Microarray giant Affymetrix and software startup Biotique Systems are linking up to allow anyone so inclined to take a visual journey into previously unexplored places on the human genome.
Affymetrix has tapped Biotique Systems to build a web-based front end for a massive repository of transcription data it is collecting in a research project funded by the National Cancer Institute. The company announced the relationship – first reported by BioInform’s sister publication, BioArray News, on Aug. 30 – late last week.
The collaboration will be funded through a $4 million NCI grant Affymetrix announced in July.
This is a big deal for a startup funded out of the pockets of its founders, former DoubleTwist executives John Burke and Stephen Sanders. “Yes,” Burke told BioInform, “this puts us on the map.”
“They could put in place the right tools,” Thomas Gingeras, Affymetrix vice president of biological sciences, said. “We thought it would be useful to have a visualization tool and to allow people to make some queries of the data.” The company already had a program in place, in cooperation with the University of California, Santa Cruz, for visualizing the data but Biotique’s software – off-the-shelf – provided the enhancements that Affymetrix was seeking.
Thus, this agreement between the giant and the startup was put in place so quickly that late last week, corporate lawyers were still working out details.
Biotique System’s “right tool,” based on its BLIS [Biotique Local Integration System] platform, enables secure data integration, analysis, and visualization.
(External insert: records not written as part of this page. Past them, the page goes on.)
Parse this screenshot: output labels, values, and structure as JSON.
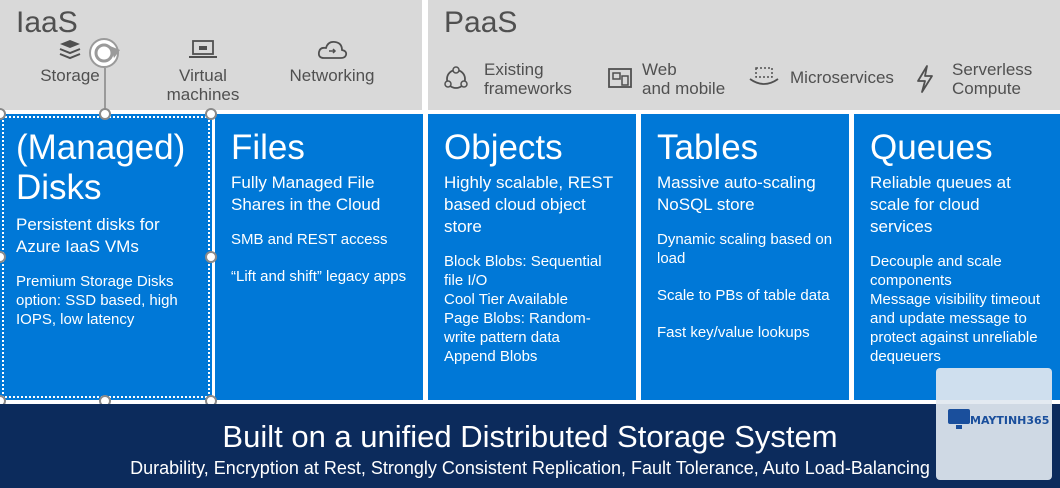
{
  "iaas": {
    "title": "IaaS",
    "items": [
      {
        "label": "Storage",
        "icon": "storage-stack-icon"
      },
      {
        "label": "Virtual\nmachines",
        "icon": "laptop-icon"
      },
      {
        "label": "Networking",
        "icon": "cloud-network-icon"
      }
    ]
  },
  "paas": {
    "title": "PaaS",
    "items": [
      {
        "label": "Existing\nframeworks",
        "icon": "frameworks-icon"
      },
      {
        "label": "Web\nand mobile",
        "icon": "web-mobile-icon"
      },
      {
        "label": "Microservices",
        "icon": "microservices-icon"
      },
      {
        "label": "Serverless\nCompute",
        "icon": "lightning-icon"
      }
    ]
  },
  "cards": [
    {
      "title": "(Managed) Disks",
      "subtitle": "Persistent disks for Azure IaaS VMs",
      "body": [
        "Premium Storage Disks option: SSD based, high IOPS, low latency"
      ]
    },
    {
      "title": "Files",
      "subtitle": "Fully Managed File Shares in the Cloud",
      "body": [
        "SMB and REST access",
        "“Lift and shift” legacy apps"
      ]
    },
    {
      "title": "Objects",
      "subtitle": "Highly scalable, REST based cloud object store",
      "body": [
        "Block Blobs: Sequential file I/O\nCool Tier Available\nPage Blobs: Random-write pattern data\nAppend Blobs"
      ]
    },
    {
      "title": "Tables",
      "subtitle": "Massive auto-scaling NoSQL store",
      "body": [
        "Dynamic scaling based on load",
        "Scale to PBs of table data",
        "Fast key/value lookups"
      ]
    },
    {
      "title": "Queues",
      "subtitle": "Reliable queues at scale for cloud services",
      "body": [
        "Decouple and scale components\nMessage visibility timeout and update message to protect against unreliable dequeuers"
      ]
    }
  ],
  "footer": {
    "title": "Built on a unified Distributed Storage System",
    "subtitle": "Durability, Encryption at Rest, Strongly Consistent Replication, Fault Tolerance, Auto Load-Balancing"
  },
  "watermark": {
    "text": "MAYTINH365"
  },
  "colors": {
    "header_bg": "#d9d9d9",
    "card_bg": "#0078d7",
    "footer_bg": "#0c2b5c",
    "text_gray": "#505050"
  }
}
These tools will allow the public to interact with large amounts of data, yet still preserve and protect Affymetrix’s proprietary information.
For the Affy portal, Biotique added to BLIS a customized plug-in module, the Biotique Expression Analysis Module. Online, viewers will click to enter a beta version of Affy’s Human Transcriptome Server.
Behind the scenes, users will interact with Biotique’s software platform, which runs on Linux or Unix and integrates — and continuously updates — human genome data to provide a reference template. This application will present a genomic viewer that will allow users to view expressions and to query the data.
Biotique says some 70 percent of the functions of its BLIS product will not be available in this implementation. These include batch management and processing, user accounts, and comparative genomics support. Since the demo server is anonymous and does not require login with a user name and password, all functions allowing the user to add data have been turned off.
The site will allow users to query NCI/Affymetrix transcriptome maps alongside public geno- mic annotations, Affymetrix chip designs, and clones from the Mammalian Gene Collection.
Users will be able to browse an area of the genome, click on any chromosome in the map, and then zoom in on that area, down to the single-base level, and view transcriptome data and genomic annotations aligned graphically on the genomic region.
For Affymetrix, the project, from first gathering and publishing the data to now making it publicly available, will influence the tools that it produces. The company will, within a year, incorporate in its chips probes that interrogate from near the 5’ end of the gene in addition to its probes that today work preferentially near the 3’ end, said Gingeras.
Internally, the project will utilize abilities acquired in its $76 million purchase of computational genomics firm Neomorphic in October 2000.
Simon Cawley, the company’sbioinformatics scientific lead, who came to Affymetrix from Neomorphic, said the project has been technologically challenging. “You can’t just throw up flat files and say, ’Here, go play with it,’” he said. The Affy bioinformatics team has set up a pipeline for processing, storing, and retrieving large amounts of data, and supplied a terabyte of storage. The developers are also setting up clusters of databases to distribute the large volumes of data expected to come out of the project.
Initially, the data offered will consist of transcript data for chromosomes 21 and 22 and will be available at www.affymetrix.com/transcriptome/index.affx or www.biotiquesystems.com. The data, which today is stored in the equivalent of four CD-ROMs, results from research published in the May 3, 2002 issue of Science.
Affymetrix and NCI are using special arrays that contain 25-mer probes spaced, on average, every 35 base pairs along the chromosomes in the genome to conduct this research, which has revealed that large regions of the genome – beyond the coding segments – are transcribed. The second and ongoing phase of this effort will involve researching nine chromosomes and finishing maps within a year, generating yet more data. Because this is NCI-funded, the data will be publicly available. The goal of the project is to build whole-genome arrays that interrogate the genome at resolutions approaching the single-nucleotide level.